Best practices: Building a calendar view for large database

I’m learning to use Django, and I would like to build a website to view records in a database by date (like a calendar app) in an interactive UI, i.e. the user can click buttons to seamlessly move between specific dates and see records (meetings, events, etc.) corresponding to that date. The database is quite extensive as there are records corresponding to years of data.

My first instinct was to write a javascript-powered HTML template that receives a list (converted into a JS list using appropriate Django tags/filters) of all events in the database and places them appropriately in the calendar. However, this method would probably be extremely inefficient, as it would require thousands of items to be received in the JS code and processed by the front end. So a better strategy would be to load events from the backend only for the viewed dates. How can I achieve this while maintaining the best UI experience?

Some possibilities I had in mind:

[1] One possibility would be to encode the dates to be viewed in the URL, so that the backend can serve the required portions of the database.

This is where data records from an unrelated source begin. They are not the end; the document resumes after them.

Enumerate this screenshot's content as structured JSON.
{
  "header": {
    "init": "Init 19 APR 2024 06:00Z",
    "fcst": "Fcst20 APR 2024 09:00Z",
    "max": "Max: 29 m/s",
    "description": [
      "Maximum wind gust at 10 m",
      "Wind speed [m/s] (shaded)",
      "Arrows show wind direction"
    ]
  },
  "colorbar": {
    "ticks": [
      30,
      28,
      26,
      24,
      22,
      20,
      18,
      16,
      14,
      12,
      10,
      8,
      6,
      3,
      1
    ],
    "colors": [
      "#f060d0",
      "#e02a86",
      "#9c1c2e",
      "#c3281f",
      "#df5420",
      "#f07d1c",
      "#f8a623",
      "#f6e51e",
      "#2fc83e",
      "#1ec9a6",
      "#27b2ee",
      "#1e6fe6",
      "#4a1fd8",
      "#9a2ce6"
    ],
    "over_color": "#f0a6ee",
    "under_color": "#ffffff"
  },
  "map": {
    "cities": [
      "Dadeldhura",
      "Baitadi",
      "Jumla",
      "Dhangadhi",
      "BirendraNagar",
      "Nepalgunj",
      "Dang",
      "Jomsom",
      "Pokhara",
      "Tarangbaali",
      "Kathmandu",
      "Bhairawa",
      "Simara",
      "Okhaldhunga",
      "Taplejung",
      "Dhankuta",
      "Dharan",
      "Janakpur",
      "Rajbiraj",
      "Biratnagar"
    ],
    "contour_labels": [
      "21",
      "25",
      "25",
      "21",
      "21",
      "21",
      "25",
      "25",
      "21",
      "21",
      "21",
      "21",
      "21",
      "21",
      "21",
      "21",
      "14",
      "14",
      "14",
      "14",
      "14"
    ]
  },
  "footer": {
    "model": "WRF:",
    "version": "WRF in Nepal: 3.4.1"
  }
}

However, this would harm the user experience since I would not be able to code a dynamic UI with JS/CSS that provides a smooth calendar experience with animations and without page navigation.

[2] Just create a Django REST API as the backend and completely code the frontend independent from Django that makes the appropriate API calls. But maybe this is an overkill, also I ideally don’t want to make an API available for other people to scrape the data from the website.

Are there better options or best practices that I might be missing? My use case feels somehow common, so I’m curious it would typically be solved.

Hello,
If you want to work with calendar, I can suggest you to use third party plugins like full calendar as it will make things much simpler.